Bahsettiğimiz süreç NATO’ya giriş sürecinde Türkiye’de en ağır şekilde yaşandı. Son dönemde FETÖ temizliğiyle birlikte İslamcılarda bir ideolojik bunalım baş gösterdi. ABD tehditleri ve İsrail saldırganlığı arttıkça ve mücadele şiddetlendikçe bazı İslamcı kesimler, milli söylemleri öne almaya başladı. Nurcuların Gladyo denetiminde faaliyet yürüttüğü gerçeğinin artık Nurcu liderler tarafından bugün üstelik Ulusal Kanal’da dile getirilmesi tesadüf değil.
NURCU LİDER MUSTAFA KAPLAN’IN TARİHİ İTİRAFLARI
Kaplan şu gerçeklerin altını çizerek ‘sorgulamayı’ yapıyor:
– Bize baş düşman rejim ve komünizm dediler. Yönümüzü oraya döndük. Komünizmle mücadele dernekleri, FETÖ’nün büyüme merkezi oldu.
– İslamcılar, Batı’nın siyasi önceliklerine göre kanumlandı.
– Emperyalizmin Yeşil Kuşak planında kullanıldık.
– İçeride rejim değişikliğine odaklanınca, dış kuvvetlerle ittifak, meşru olarak görüldü.
– Bu çizginin sonucunda Batılı Hristiyanlar müttefikimiz oldu.
– Yeni Asya’da İngiliz istihbaratının etkili olduğunu gördüm.
– Nurculuğu örgütlü hale getirenler İngilizlerdir.
– Gladyo, Nurcuları ‘abiler’ aracılığıyla yönlendirdi. Said’i Nursi’ye bile sansür uyguladılar.
– Lüks ciplerle medreselere dolarlar dağıtıldı.
– Devlette Nurcu tehlikesi var. Bu İngiliz ve Amerikan istihbaratının sızması demektir.
– Körfez Savaşı’nda ABD, Irak’a saldırınca Nurcular Müslümanları savunamadılar. Sonra da ABD ve İsrail’e seslerini hiçbir zaman çıkarmadılar. NATO denetiminde İslamcılık oluştu.
Kaplan’ın işaret ettiği yukarıdaki gerçekleri şöyle özetleyebiliriz.

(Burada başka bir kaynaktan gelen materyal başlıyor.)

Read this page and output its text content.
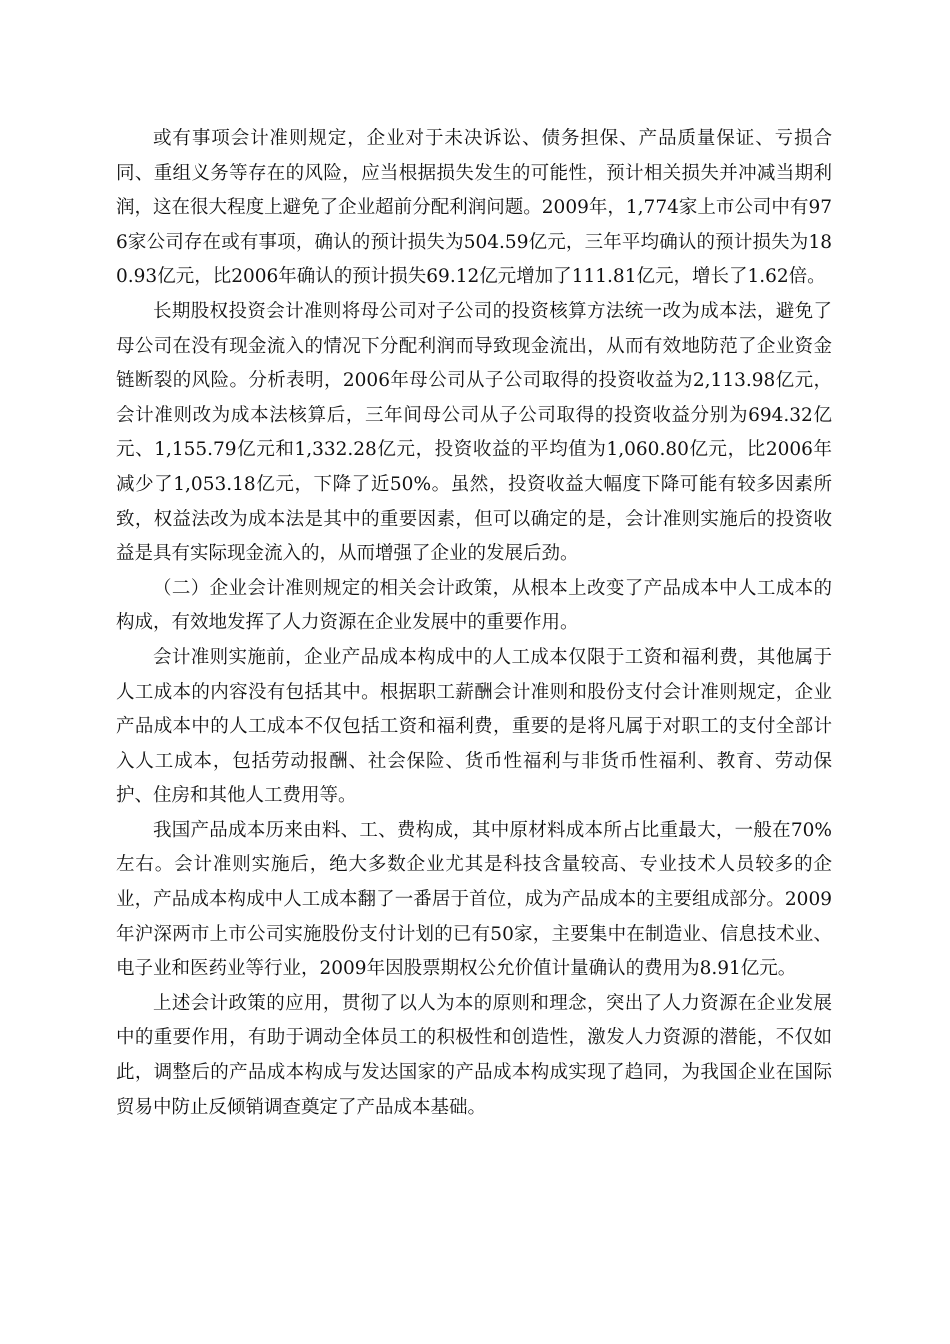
或有事项会计准则规定，企业对于未决诉讼、债务担保、产品质量保证、亏损合同、重组义务等存在的风险，应当根据损失发生的可能性，预计相关损失并冲减当期利润，这在很大程度上避免了企业超前分配利润问题。2009年，1,774家上市公司中有976家公司存在或有事项，确认的预计损失为504.59亿元，三年平均确认的预计损失为180.93亿元，比2006年确认的预计损失69.12亿元增加了111.81亿元，增长了1.62倍。

长期股权投资会计准则将母公司对子公司的投资核算方法统一改为成本法，避免了母公司在没有现金流入的情况下分配利润而导致现金流出，从而有效地防范了企业资金链断裂的风险。分析表明，2006年母公司从子公司取得的投资收益为2,113.98亿元，会计准则改为成本法核算后，三年间母公司从子公司取得的投资收益分别为694.32亿元、1,155.79亿元和1,332.28亿元，投资收益的平均值为1,060.80亿元，比2006年减少了1,053.18亿元，下降了近50%。虽然，投资收益大幅度下降可能有较多因素所致，权益法改为成本法是其中的重要因素，但可以确定的是，会计准则实施后的投资收益是具有实际现金流入的，从而增强了企业的发展后劲。

（二）企业会计准则规定的相关会计政策，从根本上改变了产品成本中人工成本的构成，有效地发挥了人力资源在企业发展中的重要作用。

会计准则实施前，企业产品成本构成中的人工成本仅限于工资和福利费，其他属于人工成本的内容没有包括其中。根据职工薪酬会计准则和股份支付会计准则规定，企业产品成本中的人工成本不仅包括工资和福利费，重要的是将凡属于对职工的支付全部计入人工成本，包括劳动报酬、社会保险、货币性福利与非货币性福利、教育、劳动保护、住房和其他人工费用等。

我国产品成本历来由料、工、费构成，其中原材料成本所占比重最大，一般在70%左右。会计准则实施后，绝大多数企业尤其是科技含量较高、专业技术人员较多的企业，产品成本构成中人工成本翻了一番居于首位，成为产品成本的主要组成部分。2009年沪深两市上市公司实施股份支付计划的已有50家，主要集中在制造业、信息技术业、电子业和医药业等行业，2009年因股票期权公允价值计量确认的费用为8.91亿元。

上述会计政策的应用，贯彻了以人为本的原则和理念，突出了人力资源在企业发展中的重要作用，有助于调动全体员工的积极性和创造性，激发人力资源的潜能，不仅如此，调整后的产品成本构成与发达国家的产品成本构成实现了趋同，为我国企业在国际贸易中防止反倾销调查奠定了产品成本基础。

NATO isterse dünyanın öbür ucuna, Kore’ye bir tugay asker gönderirsiniz, NATO istemezse burnunuzun dibinde yüzbinlerce Müslüman katledilirken, ülkeniz de tehdit edilirken kürsülerde kükremekle yetinirsiniz. Kürecik ve İncirlik’teki eşkıya merkezlerine yan gözle bile bakamazsınız. Filistin’e bugün en büyük yardım Anadolu’daki NATO zincirinin kırılmasıyla yapılır.